Le 3D Internet : un défi à relever pour Nvidia et Apple afin de développer les métavers

Apple et Nvidia veulent dominer l’univers en 3D et le monde de la simulation scientifique avec un bloc de construction soutenu par les deux entreprises.

Les partisans du logiciel propriétaire adoptent la route des normes ouvertes pour favoriser le développement et l’adoption d’un format de fichier appelé USD (Universal Scene Descriptor), qualifié de HTML du metaverse et de l’Internet en 3D.

L’Alliance of OpenUSD, ou AoUSD, souhaite faire de l’USD un pivot pour créer et rendre des mondes en 3D, des graphiques alimentés par l’IA et des avatars animés. Ces univers pourraient être sur Internet, dans des mondes de réalité virtuelle, dans des films ou dans des simulations scientifiques riches en graphismes.

Les autres membres fondateurs d’AoUSD incluent Pixar, Adobe et Autodesk. Aucun des autres principaux fabricants de puces, éditeurs de logiciels ou fournisseurs de cloud ne figure dans la liste des partisans initiaux. Le World Wide Web Consortium et l’Organisation internationale de normalisation ne considèrent pas encore l’USD comme une norme, mais l’objectif d’AoUSD est de l’amener à ce statut.

L’objectif est de « prendre le projet open-source créé par Pixar et d’en faire une spécification qui lui permettra de devenir une norme internationale utilisable par n’importe qui dans le monde, comme les normes que nous utilisons aujourd’hui comme JPEG ou H.264, HTML ou d’autres normes », a déclaré Steve May, le président d’AoUSD et directeur de la technologie chez Pixar, lors d’un point de presse.

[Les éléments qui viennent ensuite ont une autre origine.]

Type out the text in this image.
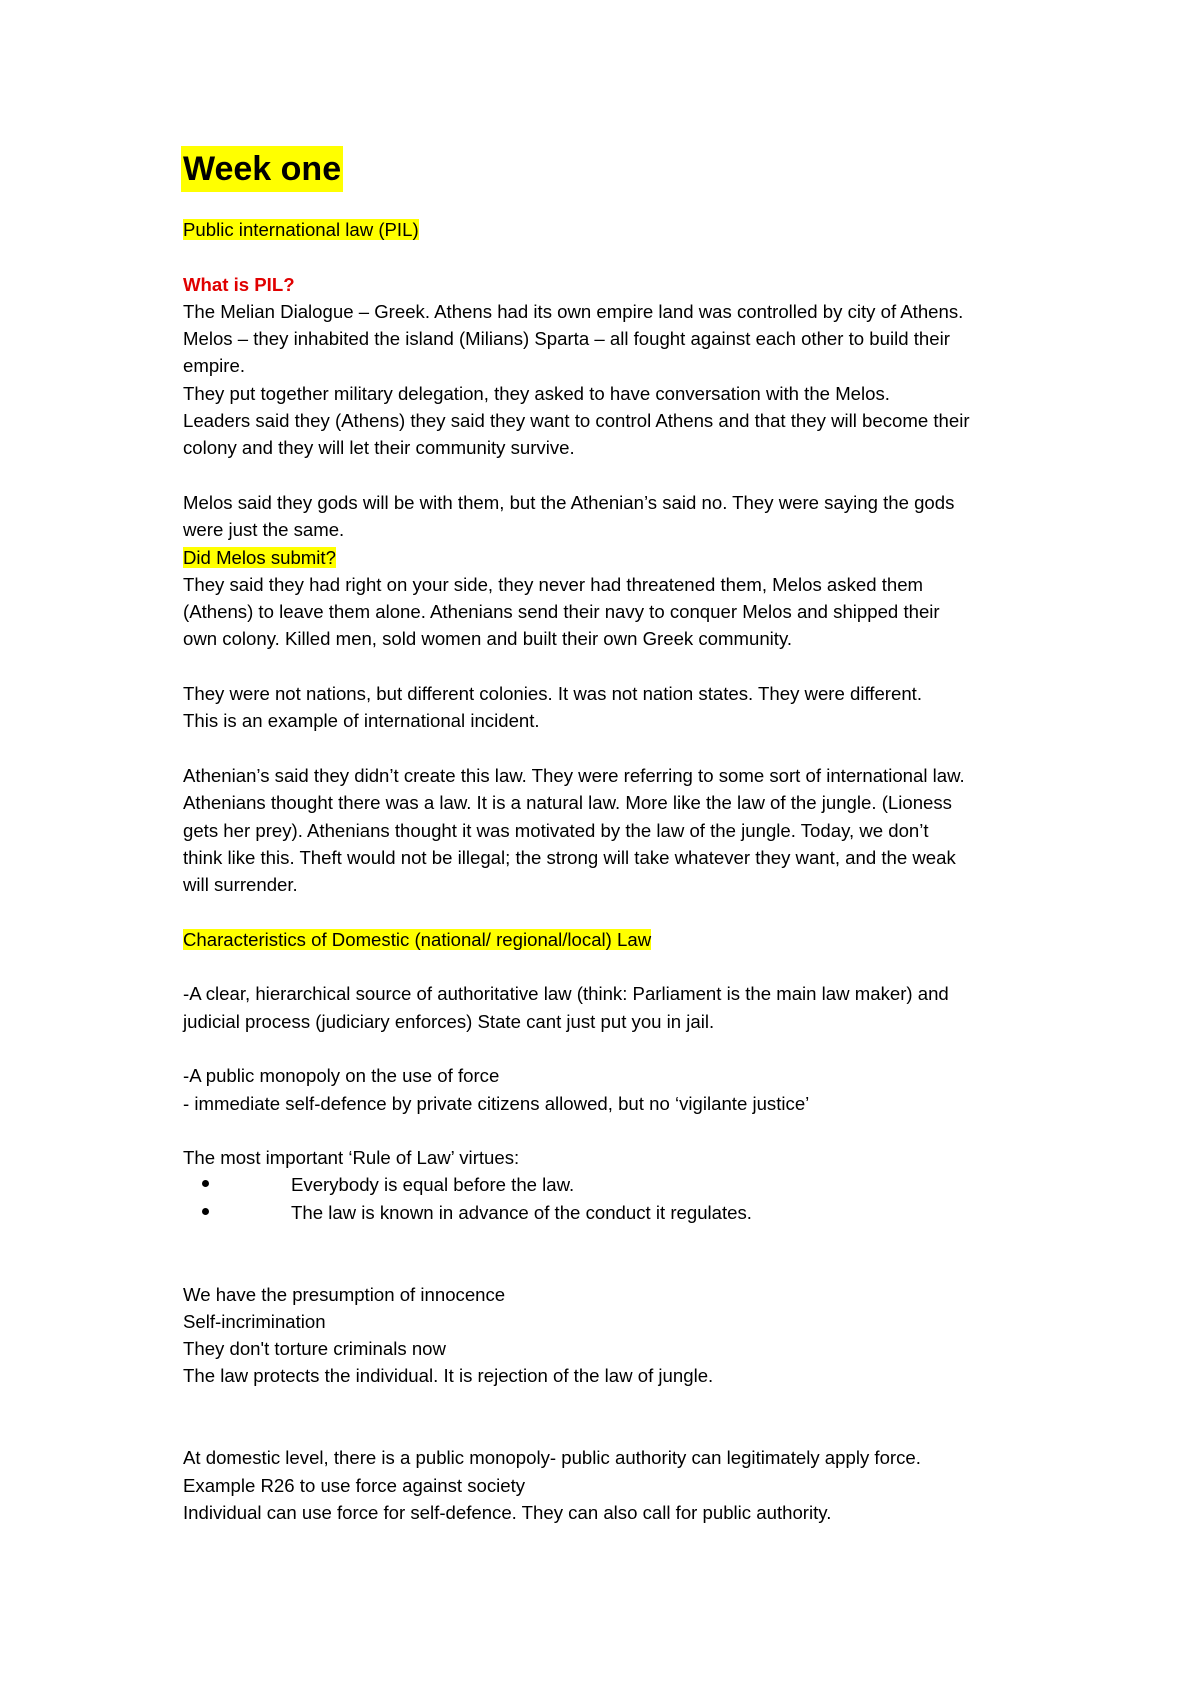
Week one

Public international law (PIL)

What is PIL?

The Melian Dialogue – Greek. Athens had its own empire land was controlled by city of Athens.

Melos – they inhabited the island (Milians) Sparta – all fought against each other to build their

empire.

They put together military delegation, they asked to have conversation with the Melos.

Leaders said they (Athens) they said they want to control Athens and that they will become their

colony and they will let their community survive.

Melos said they gods will be with them, but the Athenian’s said no. They were saying the gods

were just the same.

Did Melos submit?

They said they had right on your side, they never had threatened them, Melos asked them

(Athens) to leave them alone. Athenians send their navy to conquer Melos and shipped their

own colony. Killed men, sold women and built their own Greek community.

They were not nations, but different colonies. It was not nation states. They were different.

This is an example of international incident.

Athenian’s said they didn’t create this law. They were referring to some sort of international law.

Athenians thought there was a law. It is a natural law. More like the law of the jungle. (Lioness

gets her prey). Athenians thought it was motivated by the law of the jungle. Today, we don’t

think like this. Theft would not be illegal; the strong will take whatever they want, and the weak

will surrender.

Characteristics of Domestic (national/ regional/local) Law

-A clear, hierarchical source of authoritative law (think: Parliament is the main law maker) and

judicial process (judiciary enforces) State cant just put you in jail.

-A public monopoly on the use of force

- immediate self-defence by private citizens allowed, but no ‘vigilante justice’

The most important ‘Rule of Law’ virtues:

Everybody is equal before the law.
The law is known in advance of the conduct it regulates.

We have the presumption of innocence

Self-incrimination

They don't torture criminals now

The law protects the individual. It is rejection of the law of jungle.

At domestic level, there is a public monopoly- public authority can legitimately apply force.

Example R26 to use force against society

Individual can use force for self-defence. They can also call for public authority.
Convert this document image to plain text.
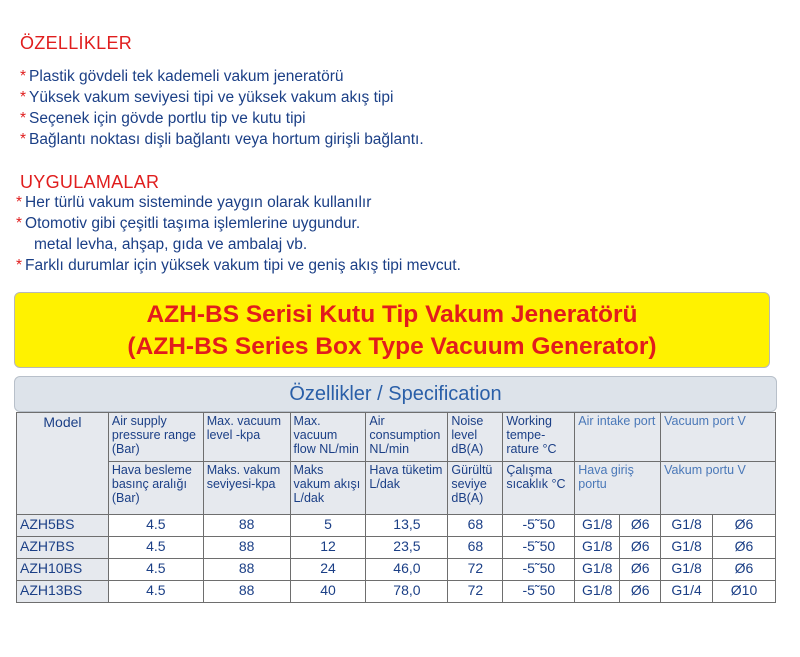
ÖZELLİKLER
* Plastik gövdeli tek kademeli vakum jeneratörü
* Yüksek vakum seviyesi tipi ve yüksek vakum akış tipi
* Seçenek için gövde portlu tip ve kutu tipi
* Bağlantı noktası dişli bağlantı veya hortum girişli bağlantı.
UYGULAMALAR
* Her türlü vakum sisteminde yaygın olarak kullanılır
* Otomotiv gibi çeşitli taşıma işlemlerine uygundur.
metal levha, ahşap, gıda ve ambalaj vb.
* Farklı durumlar için yüksek vakum tipi ve geniş akış tipi mevcut.
AZH-BS Serisi Kutu Tip Vakum Jeneratörü
(AZH-BS Series Box Type Vacuum Generator)
Özellikler / Specification
Model	Air supply pressure range (Bar)	Max. vacuum level -kpa	Max. vacuum flow NL/min	Air consumption NL/min	Noise level dB(A)	Working tempe-rature °C	Air intake port		Vacuum port V	
	Hava besleme basınç aralığı (Bar)	Maks. vakum seviyesi-kpa	Maks vakum akışı L/dak	Hava tüketim L/dak	Gürültü seviye dB(A)	Çalışma sıcaklık °C	Hava giriş portu		Vakum portu V	
AZH5BS	4.5	88	5	13,5	68	-5˜50	G1/8	Ø6	G1/8	Ø6
AZH7BS	4.5	88	12	23,5	68	-5˜50	G1/8	Ø6	G1/8	Ø6
AZH10BS	4.5	88	24	46,0	72	-5˜50	G1/8	Ø6	G1/8	Ø6
AZH13BS	4.5	88	40	78,0	72	-5˜50	G1/8	Ø6	G1/4	Ø10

Le format de fichier permet aux entreprises de partager et de réutiliser des actifs en 3D dans des mondes virtuels ou des applications graphiques. Les animateurs peuvent simplement prendre des objets en 3D à partir de référentiels existants et les ajouter à leurs projets. Les objets 3D peuvent être des modèles, des animations, des arrière-plans, des matériaux et autres actifs.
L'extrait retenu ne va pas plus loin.